Gabe (my boyfriend) and I went through the hardest point in our relationship with him losing his father to COVID-19 in June. It was hard seeing someone you love go through the most difficult pain they will ever encounter. You feel helpless; you feel hopeless; there was no way out. Reality slapped us right in the face; this virus is real. It doesn’t pick and choose who it will hurt. Two weeks of being in Anaheim together as we tried to hold on to our sanity while also grieving was mentally taxing on us. I had brought my laptop to California to try and be present for work, but a few days of being there, I realized that my priorities were going to have to change, as hard as it was for me not to work, work for the first time in my life, had to take a back seat. Those two weeks in California seemed like we were there for months. June was tough.
July to now has been a little better.

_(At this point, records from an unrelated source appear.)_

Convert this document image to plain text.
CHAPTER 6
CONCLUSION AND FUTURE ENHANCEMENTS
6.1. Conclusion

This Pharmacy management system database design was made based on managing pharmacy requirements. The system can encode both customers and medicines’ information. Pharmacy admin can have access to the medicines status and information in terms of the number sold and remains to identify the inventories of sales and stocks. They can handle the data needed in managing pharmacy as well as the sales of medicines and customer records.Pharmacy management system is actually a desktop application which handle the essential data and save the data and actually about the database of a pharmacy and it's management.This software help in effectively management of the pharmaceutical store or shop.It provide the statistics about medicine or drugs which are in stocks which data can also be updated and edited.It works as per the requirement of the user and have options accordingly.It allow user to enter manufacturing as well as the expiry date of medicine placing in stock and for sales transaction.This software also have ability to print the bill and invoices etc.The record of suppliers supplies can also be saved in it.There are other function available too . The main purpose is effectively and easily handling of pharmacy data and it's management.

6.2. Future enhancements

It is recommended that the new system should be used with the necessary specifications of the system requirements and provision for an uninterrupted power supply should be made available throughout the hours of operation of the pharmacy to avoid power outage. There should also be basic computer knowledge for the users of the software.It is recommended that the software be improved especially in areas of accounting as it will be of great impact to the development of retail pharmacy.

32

As my mind starts to understand that this is happening, this is the new normal, and I had better get it line. There was a point in time during May to June I did not think mentally I was going to make it. On calls with co-workers, I would think to myself, “hold it together, hold it together, you can do this,” hoping they wouldn’t hear the amount of anxiety or sadness in my voice. If they heard it, they handled it well, and I felt nothing but love and support during those months.
But now what? What do we do? Where do we go from here? Well, we keep pushing. We keep rising. I know for me, I want to go and pass out water and supplies to the homeless, I want to show them and the world that Love Matters. I want to continue to focus on my career can building it, and the relationships that I have. I would not have gotten through those months without my relationships. I was able to see first hand that mentally we need relationships more than ever.
As we face month 6 of the pandemic, remember there was a time during May-June, I did not think I was going to be OK. That mentally, I was going to crash and burn and lose everything: my job, my friends, my relationship. But I am here to say; I made it. I chose every day to keep pushing. I chose to fight the mental demons telling me to give up every single day. I did it and you can too. So here we go bring on September and month 6th.